The Manuscript is thought to have transcribed in the early 15th century, according to the results of carbon-dating of the vellum (animal skin mainly prepared as a material to write on) it was written on and is titled after a Polish book dealer, Wilfrid Voynich, who purchased it in early 1912. Since its discovery over a century ago, cryptographers have been losing their heads to decipher its contents. Two researchers from the University of Alberta, Canada, made the latest attempts to translate its contents using artificial intelligence at their disposal.

Greg Kondrak, Professor of Computing Science at the university, and Bradley Hauer, a graduate student under him, ran an initial set of algorithms and concluded the script was likely a cypher whose base writing was in Hebrew. The language conclusions were made after comparing samples of 380 different languages in use today, from the Universal Declaration of Human Rights. Kondrak initially thought that the language was some pattern of Arabic, but was astonished when the AI program concluded it to be a Hebrew derivative.

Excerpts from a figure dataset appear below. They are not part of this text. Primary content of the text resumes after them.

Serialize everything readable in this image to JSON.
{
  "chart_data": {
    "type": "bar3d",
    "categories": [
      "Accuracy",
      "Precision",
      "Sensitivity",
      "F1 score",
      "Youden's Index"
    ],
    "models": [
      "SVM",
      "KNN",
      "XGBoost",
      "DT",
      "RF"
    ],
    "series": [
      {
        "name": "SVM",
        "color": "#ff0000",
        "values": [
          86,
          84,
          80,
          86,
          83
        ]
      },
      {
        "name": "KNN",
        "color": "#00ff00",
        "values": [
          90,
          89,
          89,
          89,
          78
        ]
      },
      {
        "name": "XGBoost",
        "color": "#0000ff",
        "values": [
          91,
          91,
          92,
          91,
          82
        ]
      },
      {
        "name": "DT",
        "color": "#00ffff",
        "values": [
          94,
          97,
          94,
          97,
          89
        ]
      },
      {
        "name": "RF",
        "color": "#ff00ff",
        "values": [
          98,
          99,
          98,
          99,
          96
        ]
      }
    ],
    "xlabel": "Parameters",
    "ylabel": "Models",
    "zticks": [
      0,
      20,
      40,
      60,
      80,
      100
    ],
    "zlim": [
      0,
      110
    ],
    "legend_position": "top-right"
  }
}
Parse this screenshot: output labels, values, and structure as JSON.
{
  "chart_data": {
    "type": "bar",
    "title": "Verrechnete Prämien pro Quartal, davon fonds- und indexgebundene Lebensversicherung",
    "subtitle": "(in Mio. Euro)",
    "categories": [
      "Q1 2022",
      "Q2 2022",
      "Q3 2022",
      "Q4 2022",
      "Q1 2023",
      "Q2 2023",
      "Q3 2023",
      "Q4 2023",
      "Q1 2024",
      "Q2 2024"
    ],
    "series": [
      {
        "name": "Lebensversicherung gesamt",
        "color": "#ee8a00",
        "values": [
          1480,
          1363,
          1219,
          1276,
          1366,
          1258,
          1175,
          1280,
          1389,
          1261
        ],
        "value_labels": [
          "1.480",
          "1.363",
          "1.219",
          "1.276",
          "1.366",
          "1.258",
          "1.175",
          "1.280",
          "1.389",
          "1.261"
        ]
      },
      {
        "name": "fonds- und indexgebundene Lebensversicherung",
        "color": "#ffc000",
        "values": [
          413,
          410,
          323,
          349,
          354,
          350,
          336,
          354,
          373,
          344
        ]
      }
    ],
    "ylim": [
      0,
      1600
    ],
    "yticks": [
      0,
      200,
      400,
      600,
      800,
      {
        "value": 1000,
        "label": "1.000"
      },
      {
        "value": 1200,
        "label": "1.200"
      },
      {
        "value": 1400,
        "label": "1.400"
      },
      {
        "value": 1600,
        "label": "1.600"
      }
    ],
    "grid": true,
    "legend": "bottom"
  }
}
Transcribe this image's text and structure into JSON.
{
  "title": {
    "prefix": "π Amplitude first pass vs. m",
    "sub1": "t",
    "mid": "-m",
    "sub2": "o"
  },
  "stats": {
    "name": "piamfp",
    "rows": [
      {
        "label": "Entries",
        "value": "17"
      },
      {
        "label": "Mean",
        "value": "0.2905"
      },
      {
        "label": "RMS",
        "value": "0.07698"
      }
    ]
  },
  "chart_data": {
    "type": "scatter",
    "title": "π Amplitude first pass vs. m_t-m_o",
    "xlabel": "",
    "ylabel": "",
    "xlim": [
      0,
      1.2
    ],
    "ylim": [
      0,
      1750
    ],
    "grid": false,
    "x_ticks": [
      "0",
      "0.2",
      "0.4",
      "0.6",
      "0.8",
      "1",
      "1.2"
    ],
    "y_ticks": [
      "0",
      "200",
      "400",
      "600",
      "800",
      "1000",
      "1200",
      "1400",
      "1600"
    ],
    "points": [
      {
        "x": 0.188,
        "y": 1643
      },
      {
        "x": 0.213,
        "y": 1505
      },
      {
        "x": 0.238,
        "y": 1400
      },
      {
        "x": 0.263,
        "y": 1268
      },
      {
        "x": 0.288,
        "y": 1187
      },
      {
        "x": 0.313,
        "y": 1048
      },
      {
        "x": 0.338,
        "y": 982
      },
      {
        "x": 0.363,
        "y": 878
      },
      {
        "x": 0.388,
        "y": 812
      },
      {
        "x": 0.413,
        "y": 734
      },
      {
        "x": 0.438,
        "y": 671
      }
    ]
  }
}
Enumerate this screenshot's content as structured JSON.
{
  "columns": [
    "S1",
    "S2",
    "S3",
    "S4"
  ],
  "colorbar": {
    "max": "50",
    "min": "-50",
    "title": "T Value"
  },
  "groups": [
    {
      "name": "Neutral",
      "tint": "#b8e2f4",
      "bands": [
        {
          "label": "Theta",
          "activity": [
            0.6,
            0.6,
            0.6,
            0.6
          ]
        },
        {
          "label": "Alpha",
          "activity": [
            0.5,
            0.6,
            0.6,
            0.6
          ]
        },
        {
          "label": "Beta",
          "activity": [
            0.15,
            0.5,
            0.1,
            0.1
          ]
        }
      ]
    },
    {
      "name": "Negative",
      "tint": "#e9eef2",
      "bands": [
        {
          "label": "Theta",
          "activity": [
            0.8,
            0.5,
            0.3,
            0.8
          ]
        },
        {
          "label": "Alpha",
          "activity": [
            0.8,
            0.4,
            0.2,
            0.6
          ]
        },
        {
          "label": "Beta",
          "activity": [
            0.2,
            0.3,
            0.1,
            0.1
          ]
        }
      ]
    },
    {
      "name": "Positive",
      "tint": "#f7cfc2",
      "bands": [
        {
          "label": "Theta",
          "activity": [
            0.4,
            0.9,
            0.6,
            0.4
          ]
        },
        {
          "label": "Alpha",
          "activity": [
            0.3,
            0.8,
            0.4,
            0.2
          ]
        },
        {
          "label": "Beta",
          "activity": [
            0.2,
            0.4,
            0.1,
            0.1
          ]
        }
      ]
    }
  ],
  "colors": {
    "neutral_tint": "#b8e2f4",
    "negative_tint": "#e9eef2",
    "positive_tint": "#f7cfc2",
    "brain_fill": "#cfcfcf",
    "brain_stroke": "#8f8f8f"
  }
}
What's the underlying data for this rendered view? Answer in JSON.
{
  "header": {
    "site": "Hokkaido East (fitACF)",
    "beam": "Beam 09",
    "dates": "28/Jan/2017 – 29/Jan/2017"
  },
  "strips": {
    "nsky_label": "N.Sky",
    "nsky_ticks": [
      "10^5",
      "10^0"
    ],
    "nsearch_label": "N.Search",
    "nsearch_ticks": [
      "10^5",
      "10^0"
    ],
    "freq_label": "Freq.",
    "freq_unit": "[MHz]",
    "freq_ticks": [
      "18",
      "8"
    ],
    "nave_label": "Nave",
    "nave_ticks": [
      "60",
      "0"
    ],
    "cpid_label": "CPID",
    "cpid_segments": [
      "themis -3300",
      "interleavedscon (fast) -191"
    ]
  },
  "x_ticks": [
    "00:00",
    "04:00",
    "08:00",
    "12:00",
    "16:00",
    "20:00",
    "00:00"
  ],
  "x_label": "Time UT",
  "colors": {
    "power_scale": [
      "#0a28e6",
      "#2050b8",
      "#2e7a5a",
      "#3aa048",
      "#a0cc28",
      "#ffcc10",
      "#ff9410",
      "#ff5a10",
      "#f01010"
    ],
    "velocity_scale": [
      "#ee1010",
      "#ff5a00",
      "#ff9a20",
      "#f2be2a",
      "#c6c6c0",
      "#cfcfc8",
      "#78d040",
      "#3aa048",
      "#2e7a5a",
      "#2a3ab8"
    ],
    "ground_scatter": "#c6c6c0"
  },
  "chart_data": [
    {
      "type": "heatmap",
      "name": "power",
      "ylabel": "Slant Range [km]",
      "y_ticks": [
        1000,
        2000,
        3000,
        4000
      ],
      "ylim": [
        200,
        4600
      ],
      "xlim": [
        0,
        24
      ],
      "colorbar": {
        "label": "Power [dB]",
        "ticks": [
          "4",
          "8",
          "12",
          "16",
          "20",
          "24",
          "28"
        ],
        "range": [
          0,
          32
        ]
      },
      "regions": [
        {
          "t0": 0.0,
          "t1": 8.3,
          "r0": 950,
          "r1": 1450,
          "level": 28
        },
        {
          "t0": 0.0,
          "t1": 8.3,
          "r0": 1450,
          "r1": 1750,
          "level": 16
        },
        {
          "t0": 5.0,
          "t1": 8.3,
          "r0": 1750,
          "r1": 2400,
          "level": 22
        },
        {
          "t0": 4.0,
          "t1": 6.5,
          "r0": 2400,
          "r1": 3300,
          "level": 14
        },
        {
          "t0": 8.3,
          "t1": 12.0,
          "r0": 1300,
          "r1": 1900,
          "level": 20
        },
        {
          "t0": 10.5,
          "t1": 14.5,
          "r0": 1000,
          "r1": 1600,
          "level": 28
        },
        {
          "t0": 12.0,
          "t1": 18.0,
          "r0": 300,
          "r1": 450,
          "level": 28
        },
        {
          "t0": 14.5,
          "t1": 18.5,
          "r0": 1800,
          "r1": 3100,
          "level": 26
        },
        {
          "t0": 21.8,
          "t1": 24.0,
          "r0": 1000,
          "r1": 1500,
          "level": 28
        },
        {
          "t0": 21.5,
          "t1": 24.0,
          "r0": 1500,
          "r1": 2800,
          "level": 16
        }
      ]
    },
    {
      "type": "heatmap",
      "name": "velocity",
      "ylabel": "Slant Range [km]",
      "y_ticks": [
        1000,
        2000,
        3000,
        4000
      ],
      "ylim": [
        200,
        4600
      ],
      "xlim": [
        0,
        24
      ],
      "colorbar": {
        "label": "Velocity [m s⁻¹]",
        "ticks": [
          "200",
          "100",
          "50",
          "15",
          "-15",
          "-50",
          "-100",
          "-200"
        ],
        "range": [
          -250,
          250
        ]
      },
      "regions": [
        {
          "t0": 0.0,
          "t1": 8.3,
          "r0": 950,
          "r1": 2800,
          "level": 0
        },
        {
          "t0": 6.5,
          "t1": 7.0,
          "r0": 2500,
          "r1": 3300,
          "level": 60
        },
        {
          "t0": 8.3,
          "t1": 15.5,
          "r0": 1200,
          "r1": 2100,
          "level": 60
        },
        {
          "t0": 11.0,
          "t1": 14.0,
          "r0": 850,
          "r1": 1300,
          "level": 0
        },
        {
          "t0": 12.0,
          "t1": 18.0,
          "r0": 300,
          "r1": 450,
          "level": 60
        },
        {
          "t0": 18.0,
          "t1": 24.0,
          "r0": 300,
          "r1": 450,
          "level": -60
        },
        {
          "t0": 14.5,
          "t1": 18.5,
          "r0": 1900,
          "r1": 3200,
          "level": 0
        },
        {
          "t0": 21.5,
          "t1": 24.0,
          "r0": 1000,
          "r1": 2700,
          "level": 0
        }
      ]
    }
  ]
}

The study of Kondrak and Hauer, published in Transactions of the Association of Computational Linguistics, states that an AI algorithm trained to recognise hundreds of languages determined the Voynich Manuscript to be encoded Hebrew. Still, the experts are in denial, and cryptographer Elonka Dunin tells Mental Floss that “I have very little faith in it. Hebrew and dozens of other languages have been identified before. Everyone sees what they want to see.”

The researchers from the University of Alberta aren’t the first ones to claim the identity of the language of the Voynich Manuscript, and they won’t be the last either. Until the full text is decoded into a meaningful expression, the manuscript remains as mysterious today as it did 100 years ago. If we are to agree with cryptographers like Dunin who think the Manuscript might be a constructed language, a complete hoax, or even a product of mental illness, it’s a mystery without a gratifying explanation.